I am finally feeling like someone has released the valve and let out some of the air in the blood pressure cuff that has been squeezing my soul for the last four years. Perhaps longer.

For a very long time, some things were hanging together in a precarious way inside me and when we had kids, and the chaos arrived in handfuls, I began to feel uncomfortably intense inside all the time.

I think it’s been a bit of a come apart. A book, three babies, four moves (one to the Middle East and back). Makes sense, I guess. I feel like I’ve held it together on the outside, but on the inside things have felt Hard and Uphill, and I have been so totally Unsure.

The kicker, in my case, is that I was so totally convinced that someone else could be handling my life so much better, so much prettier, then I am ever able to.

What I can see now is the grace of the come apart.
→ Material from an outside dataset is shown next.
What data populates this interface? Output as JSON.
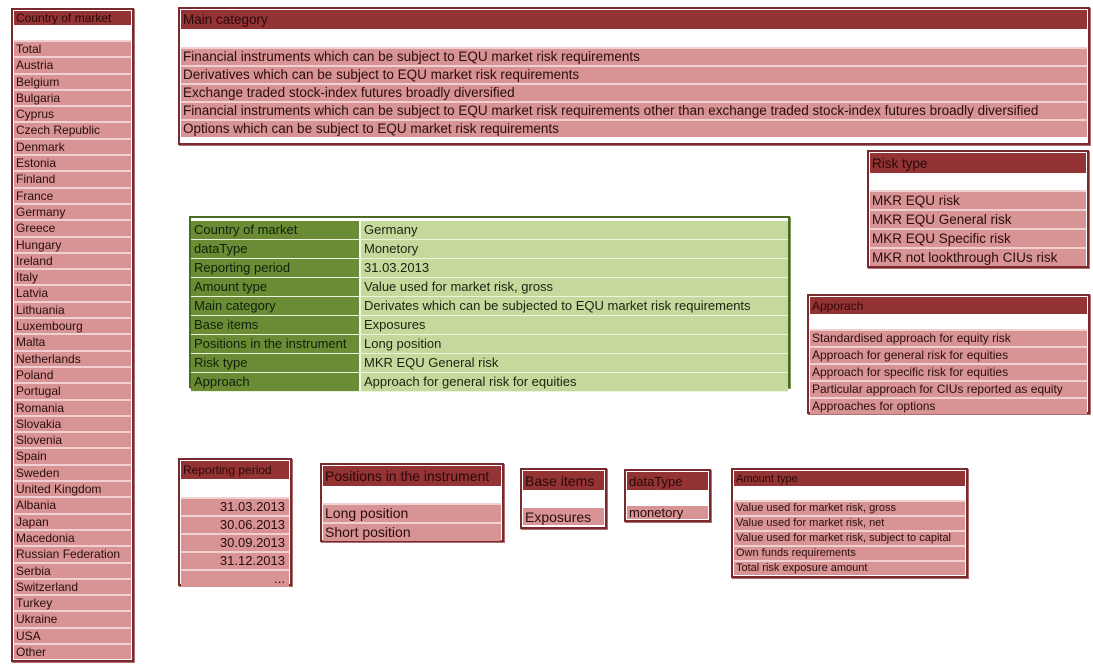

The invitation:

The amazing thing about life’s come aparts is that if we’ll keep our eyes open, we just might emerge a truer version of ourselves.

A truer version of myself is a gift I will receive with gratitude.
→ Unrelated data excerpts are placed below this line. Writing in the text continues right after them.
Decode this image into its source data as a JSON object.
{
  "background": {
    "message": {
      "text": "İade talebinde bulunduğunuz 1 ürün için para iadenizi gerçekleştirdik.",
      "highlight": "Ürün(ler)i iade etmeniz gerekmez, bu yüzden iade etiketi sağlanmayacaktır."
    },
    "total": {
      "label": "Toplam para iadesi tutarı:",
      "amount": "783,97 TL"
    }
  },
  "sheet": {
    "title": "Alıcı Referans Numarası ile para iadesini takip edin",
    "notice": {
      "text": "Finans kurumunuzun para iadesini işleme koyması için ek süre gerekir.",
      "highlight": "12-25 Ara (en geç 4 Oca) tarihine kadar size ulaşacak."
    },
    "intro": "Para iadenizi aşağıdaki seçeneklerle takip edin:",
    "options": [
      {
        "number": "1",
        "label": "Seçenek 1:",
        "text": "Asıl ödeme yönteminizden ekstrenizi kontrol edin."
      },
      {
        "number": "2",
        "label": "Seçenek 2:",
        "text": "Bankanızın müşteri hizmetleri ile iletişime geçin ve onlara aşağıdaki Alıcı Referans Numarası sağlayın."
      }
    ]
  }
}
I believe the emergence from the come apart—the come together, if you will—began with one important step: choosing to be radically on my own team. I decided, in the midst of Hard and Uphill and Unsure, that I would be a companion to myself instead of a critic (no matter what) and that I would come around the table and sit next to myself instead of sending wary looks from the other side.

Being a companion to ourselves happens when we finally become more concerned with how we’re doing on the inside than how we’re doing on the outside.

Yesterday morning I took the three kids to La Jolla to the beach. It was 70 and totally socked in. I love the beach best when it’s moody and brooding like that, water hitting the rocks and spraying. I’m not a go-to-the-beach-and-sweat-in-the-sand-covered-in-sunscreen kind of gal. I like wearing yoga pants to the beach and tidepooling and scrambling down the cliffs.

I loved watching Luke and Lane make a nest for the seagulls out of seaweed. I loved watching Elle lay facedown across the tidepools so she could get a closer look at the tiny crabs scurrying and maybe lap up some sea water when she thought I wasn’t looking.

The internal chaos that I have felt has begun to dissipate. I knew it when Steve and I were in Carmel last weekend, and I knew it as I walked across the slick-with-algae rocks yesterday morning. I felt such a tender gratitude. I felt truer. Yes. And, amen.